Sure such systems tend to end up getting corrupt if they amass too much power. That was not my point. I guess my point was that given the bleak state of today's social landscape, I wonder if there's opportunity for some kind of renaissance of communal living, in one form or another. And maybe these monasteries didn't only exist because of fervent religiosity but also as a practical way for single men and women to have a better life.
Funny how "Holy Grail" is woven through with it ... so many scenes of "kissing up and kicking down":
And how'd you get that, eh? By exploiting the workers!

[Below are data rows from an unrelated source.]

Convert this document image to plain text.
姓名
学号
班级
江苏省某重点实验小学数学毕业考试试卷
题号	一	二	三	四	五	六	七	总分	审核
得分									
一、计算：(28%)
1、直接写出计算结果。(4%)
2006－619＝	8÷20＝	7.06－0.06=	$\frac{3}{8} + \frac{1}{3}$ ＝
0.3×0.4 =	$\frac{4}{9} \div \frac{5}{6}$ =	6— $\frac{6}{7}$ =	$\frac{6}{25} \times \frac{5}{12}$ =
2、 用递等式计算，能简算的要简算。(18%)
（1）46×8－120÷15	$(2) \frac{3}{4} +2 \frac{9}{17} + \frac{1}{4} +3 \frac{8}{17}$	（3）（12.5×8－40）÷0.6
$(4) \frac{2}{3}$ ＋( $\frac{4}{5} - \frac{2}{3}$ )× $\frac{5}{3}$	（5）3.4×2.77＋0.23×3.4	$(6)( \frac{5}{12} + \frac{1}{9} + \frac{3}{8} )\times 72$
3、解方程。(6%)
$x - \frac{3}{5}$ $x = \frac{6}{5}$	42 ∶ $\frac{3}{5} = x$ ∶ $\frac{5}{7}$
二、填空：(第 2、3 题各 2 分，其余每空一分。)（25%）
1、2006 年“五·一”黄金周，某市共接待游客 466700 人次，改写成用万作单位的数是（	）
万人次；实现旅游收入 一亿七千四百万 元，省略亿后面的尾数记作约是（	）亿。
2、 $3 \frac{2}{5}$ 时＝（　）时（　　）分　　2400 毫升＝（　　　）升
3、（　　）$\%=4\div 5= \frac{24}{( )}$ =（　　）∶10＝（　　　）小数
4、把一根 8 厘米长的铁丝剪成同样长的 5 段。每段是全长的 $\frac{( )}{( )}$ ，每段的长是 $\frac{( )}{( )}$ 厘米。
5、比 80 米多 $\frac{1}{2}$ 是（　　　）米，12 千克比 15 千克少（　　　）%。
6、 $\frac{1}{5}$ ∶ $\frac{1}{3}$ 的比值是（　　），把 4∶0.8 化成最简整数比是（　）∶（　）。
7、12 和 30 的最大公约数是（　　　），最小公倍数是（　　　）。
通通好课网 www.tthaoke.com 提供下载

By 'angin on to outdated imperialist dogma which perpetuates the economic and social differences... (just as apt / relevant for the above linked scene)
And, as has been proven repeatedly EVERY SINGLE time it is tested, what "trickles down" ain't "wealth".

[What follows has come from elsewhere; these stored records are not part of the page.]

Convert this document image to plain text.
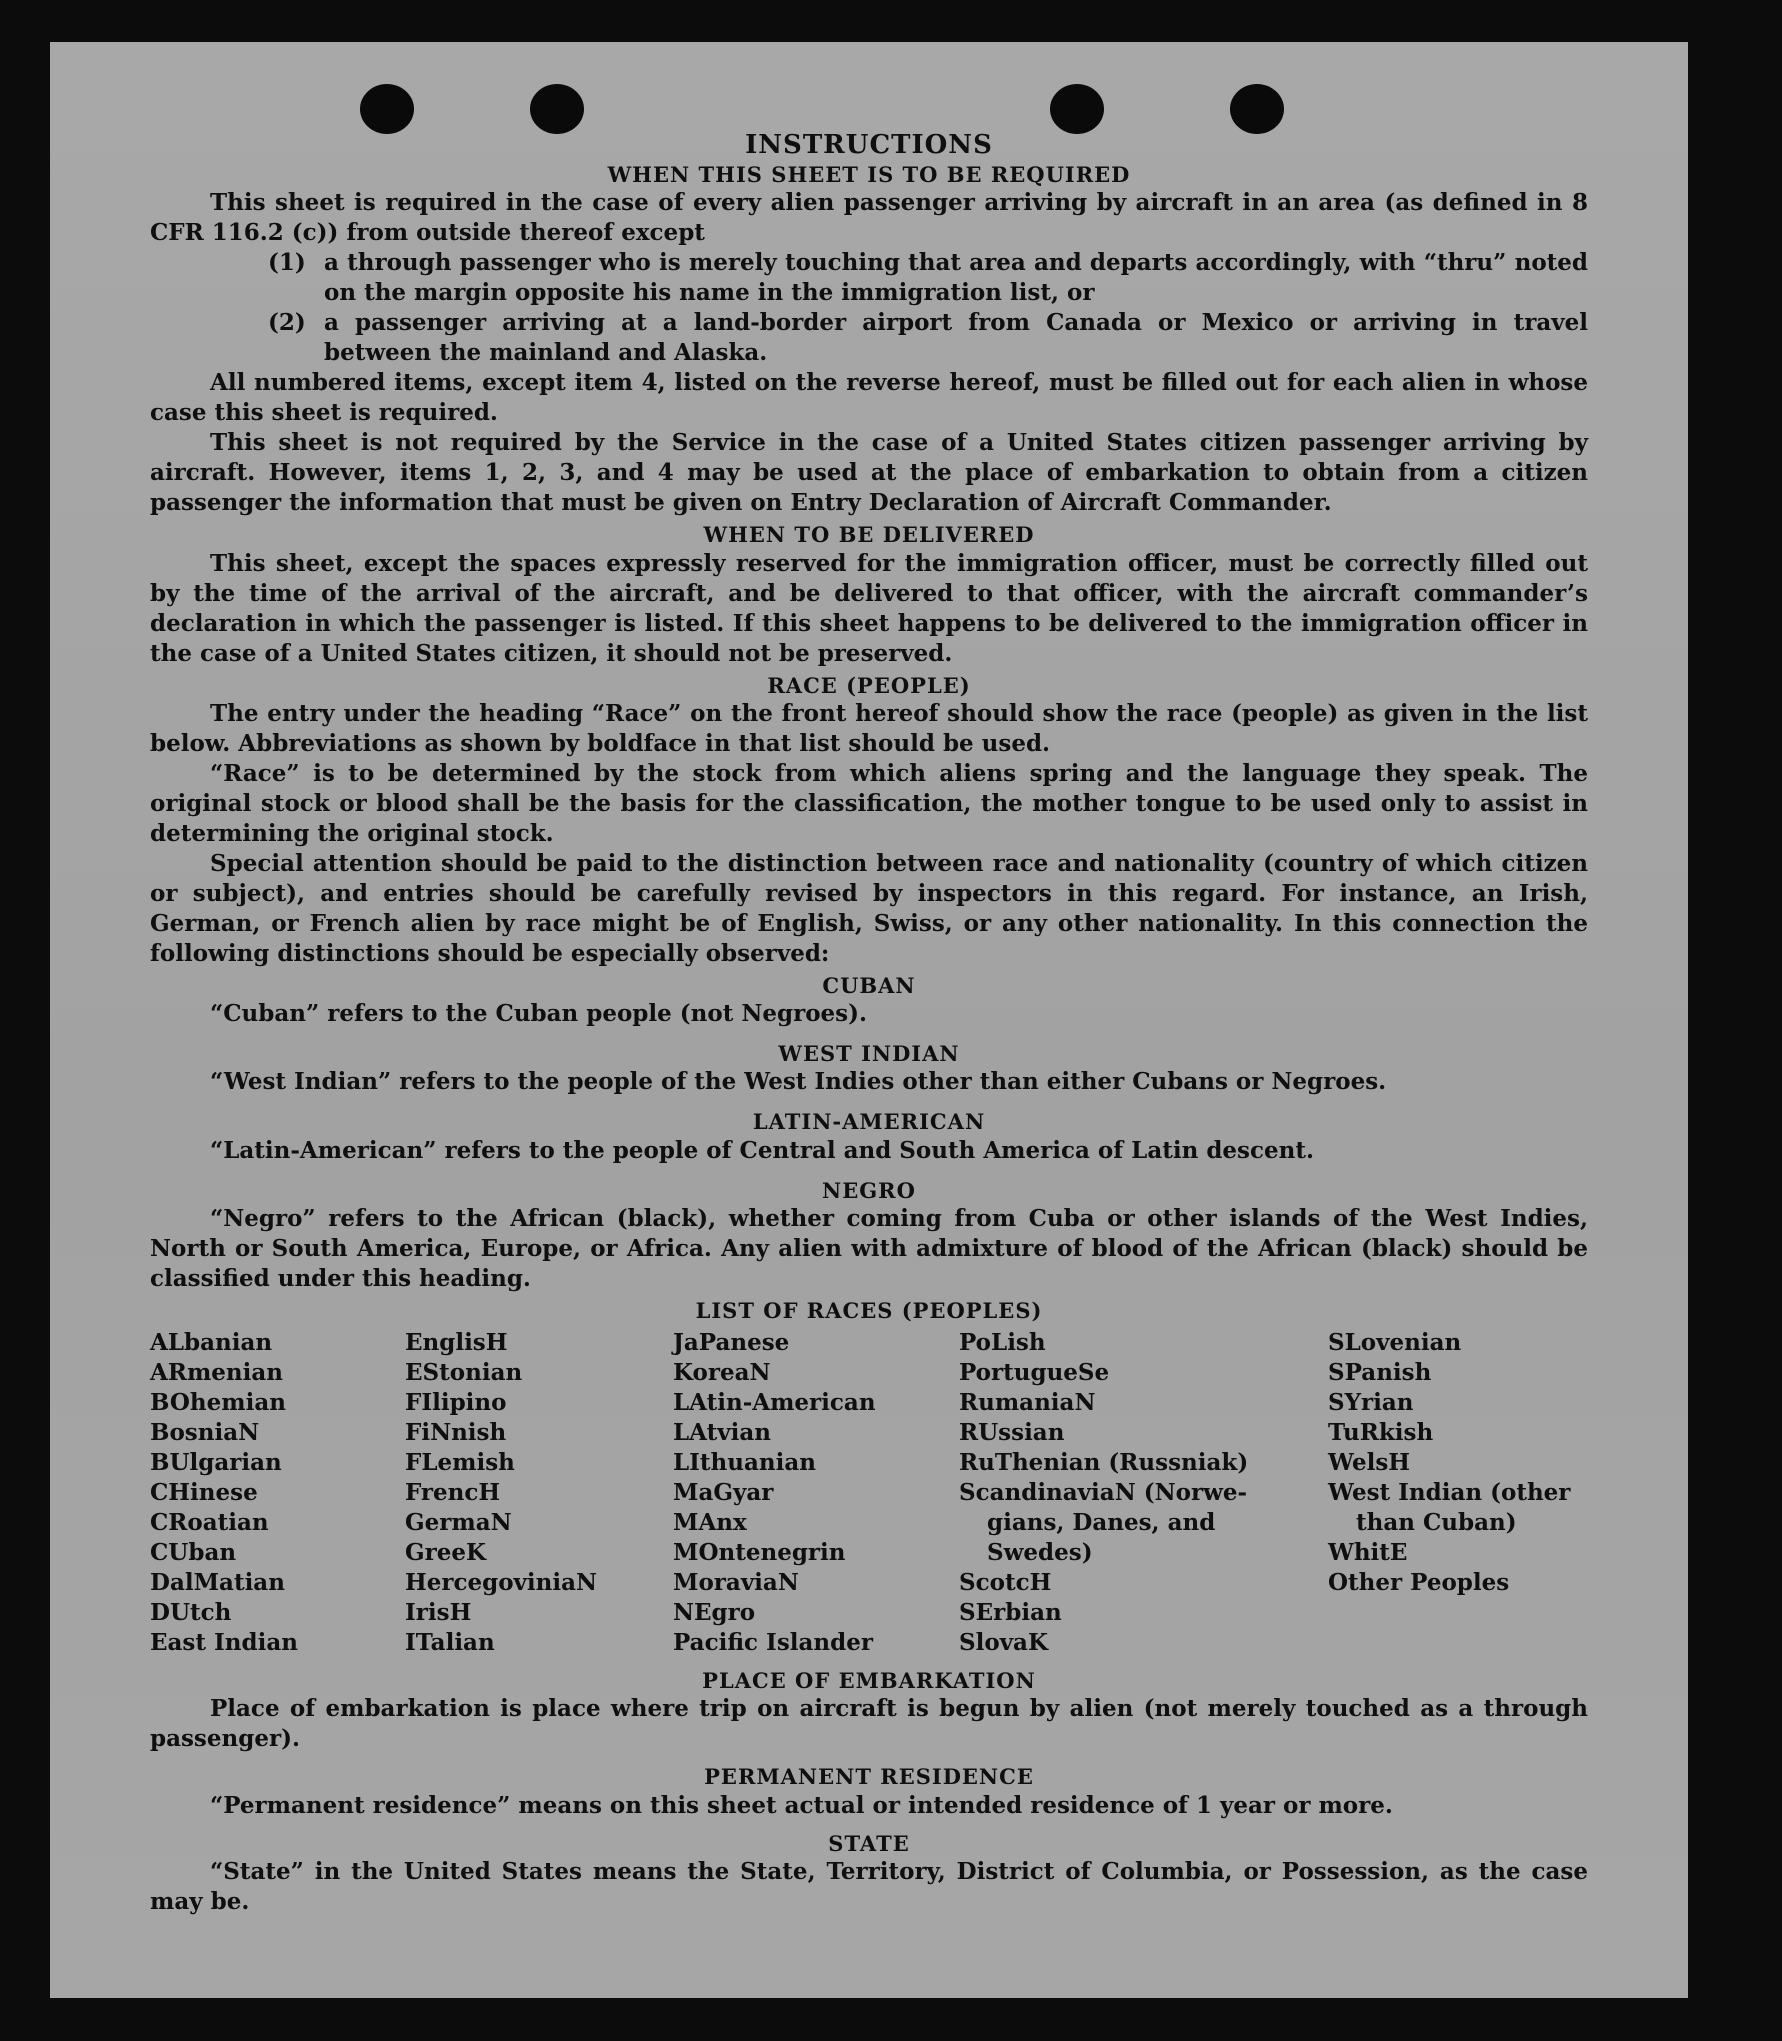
INSTRUCTIONS
WHEN THIS SHEET IS TO BE REQUIRED

This sheet is required in the case of every alien passenger arriving by aircraft in an area (as defined in 8 CFR 116.2 (c)) from outside thereof except

(1) a through passenger who is merely touching that area and departs accordingly, with “thru” noted on the margin opposite his name in the immigration list, or
(2) a passenger arriving at a land-border airport from Canada or Mexico or arriving in travel between the mainland and Alaska.

All numbered items, except item 4, listed on the reverse hereof, must be filled out for each alien in whose case this sheet is required.

This sheet is not required by the Service in the case of a United States citizen passenger arriving by aircraft. However, items 1, 2, 3, and 4 may be used at the place of embarkation to obtain from a citizen passenger the information that must be given on Entry Declaration of Aircraft Commander.

WHEN TO BE DELIVERED

This sheet, except the spaces expressly reserved for the immigration officer, must be correctly filled out by the time of the arrival of the aircraft, and be delivered to that officer, with the aircraft commander’s declaration in which the passenger is listed. If this sheet happens to be delivered to the immigration officer in the case of a United States citizen, it should not be preserved.

RACE (PEOPLE)

The entry under the heading “Race” on the front hereof should show the race (people) as given in the list below. Abbreviations as shown by boldface in that list should be used.

“Race” is to be determined by the stock from which aliens spring and the language they speak. The original stock or blood shall be the basis for the classification, the mother tongue to be used only to assist in determining the original stock.

Special attention should be paid to the distinction between race and nationality (country of which citizen or subject), and entries should be carefully revised by inspectors in this regard. For instance, an Irish, German, or French alien by race might be of English, Swiss, or any other nationality. In this connection the following distinctions should be especially observed:

CUBAN

“Cuban” refers to the Cuban people (not Negroes).

WEST INDIAN

“West Indian” refers to the people of the West Indies other than either Cubans or Negroes.

LATIN-AMERICAN

“Latin-American” refers to the people of Central and South America of Latin descent.

NEGRO

“Negro” refers to the African (black), whether coming from Cuba or other islands of the West Indies, North or South America, Europe, or Africa. Any alien with admixture of blood of the African (black) should be classified under this heading.

LIST OF RACES (PEOPLES)
ALbanian
ARmenian
BOhemian
BosniaN
BUlgarian
CHinese
CRoatian
CUban
DalMatian
DUtch
East Indian
EnglisH
EStonian
FIlipino
FiNnish
FLemish
FrencH
GermaN
GreeK
HercegoviniaN
IrisH
ITalian
JaPanese
KoreaN
LAtin-American
LAtvian
LIthuanian
MaGyar
MAnx
MOntenegrin
MoraviaN
NEgro
Pacific Islander
PoLish
PortugueSe
RumaniaN
RUssian
RuThenian (Russniak)
ScandinaviaN (Norwe-
gians, Danes, and
Swedes)
ScotcH
SErbian
SlovaK
SLovenian
SPanish
SYrian
TuRkish
WelsH
West Indian (other
than Cuban)
WhitE
Other Peoples
PLACE OF EMBARKATION

Place of embarkation is place where trip on aircraft is begun by alien (not merely touched as a through passenger).

PERMANENT RESIDENCE

“Permanent residence” means on this sheet actual or intended residence of 1 year or more.

STATE

“State” in the United States means the State, Territory, District of Columbia, or Possession, as the case may be.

What a racket this whole universe is! This God fella's got some 'splainin to do... XD
"An English medieval proverb said that if the abbot of Glastonbury married the abbess of Shaftesbury, their heir would have more land than the king of England."
Not really, quite many monasteries themselves ended up very wealthy. Though they could have acted as proxies by churches. But did not mean they did not hold land what was the wealth back then. And did not have to divide it as inheritance had to.
> You might be confusing "monastery" with "church."
Many religions besides the catholicism have monasteries, and exploit the same social loophole. Countless Buddhist monasteries also operate as a spa hotel of sorts.